Elle se rappela son passé avec Alexis Alexandrovitch et comment elle l’avait effacé de sa mémoire.

« Dolly pensera que je quitte un second mari et par conséquent me donnera sûrement tort… Est-ce que je désire avoir raison ? Je ne puis pas ! » se dit-elle, et elle voulut pleurer.
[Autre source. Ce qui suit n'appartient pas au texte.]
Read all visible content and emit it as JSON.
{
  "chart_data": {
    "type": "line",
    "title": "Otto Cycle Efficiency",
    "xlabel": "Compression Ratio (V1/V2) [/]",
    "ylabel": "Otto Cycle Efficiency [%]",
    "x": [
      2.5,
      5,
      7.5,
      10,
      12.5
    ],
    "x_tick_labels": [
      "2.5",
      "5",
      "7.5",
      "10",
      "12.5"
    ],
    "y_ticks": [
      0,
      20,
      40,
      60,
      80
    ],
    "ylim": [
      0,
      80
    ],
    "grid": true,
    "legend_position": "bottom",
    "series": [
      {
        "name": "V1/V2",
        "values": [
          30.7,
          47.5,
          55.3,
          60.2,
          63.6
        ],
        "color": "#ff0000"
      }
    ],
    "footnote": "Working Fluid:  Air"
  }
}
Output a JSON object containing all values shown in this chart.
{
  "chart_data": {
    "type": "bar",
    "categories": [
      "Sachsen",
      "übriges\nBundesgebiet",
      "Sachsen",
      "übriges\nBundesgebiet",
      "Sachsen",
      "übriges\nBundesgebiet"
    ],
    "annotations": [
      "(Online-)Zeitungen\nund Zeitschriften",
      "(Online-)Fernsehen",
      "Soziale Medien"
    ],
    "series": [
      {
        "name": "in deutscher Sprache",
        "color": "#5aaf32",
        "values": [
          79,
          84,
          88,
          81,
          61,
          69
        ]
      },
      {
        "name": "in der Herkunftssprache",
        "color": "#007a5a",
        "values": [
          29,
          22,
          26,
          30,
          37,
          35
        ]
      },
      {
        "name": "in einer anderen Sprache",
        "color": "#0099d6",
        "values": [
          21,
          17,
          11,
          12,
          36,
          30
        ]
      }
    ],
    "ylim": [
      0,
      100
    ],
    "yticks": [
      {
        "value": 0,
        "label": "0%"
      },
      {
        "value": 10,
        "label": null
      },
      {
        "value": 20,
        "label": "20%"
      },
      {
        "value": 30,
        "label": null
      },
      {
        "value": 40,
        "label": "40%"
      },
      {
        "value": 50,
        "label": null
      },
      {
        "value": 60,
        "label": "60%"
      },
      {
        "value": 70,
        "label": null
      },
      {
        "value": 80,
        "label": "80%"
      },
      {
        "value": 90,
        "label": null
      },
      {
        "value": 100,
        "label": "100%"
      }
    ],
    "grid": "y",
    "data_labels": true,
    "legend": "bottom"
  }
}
Mais aussitôt elle se demanda à quoi pouvaient sourire deux jeunes filles qui passaient : « À l’amour, sans doute ? Elles, ne savent pas combien c’est dur et humiliant… Les boulevards, les enfants… Trois garçons courent et jouent aux chevaux… Serge !… et je perdrai tout… Je ne le retrouverai pas… Oui, je perdrai tout s’il ne retourne pas… Il a peut-être manqué le train ?… Peut-être est-il déjà de retour… Ah ! tu veux de nouveau l’humiliation ! » se dit-elle à elle-même. « Non, je rentrerai chez Dolly et je lui dirai franchement : Je suis malheureuse et je le mérite… Néanmoins, je suis malheureuse, aide-moi… Ces chevaux, cette voiture… Je me méprise moi-même dans cette voiture. Tout cela, c’est à lui… mais je ne le verrai plus. »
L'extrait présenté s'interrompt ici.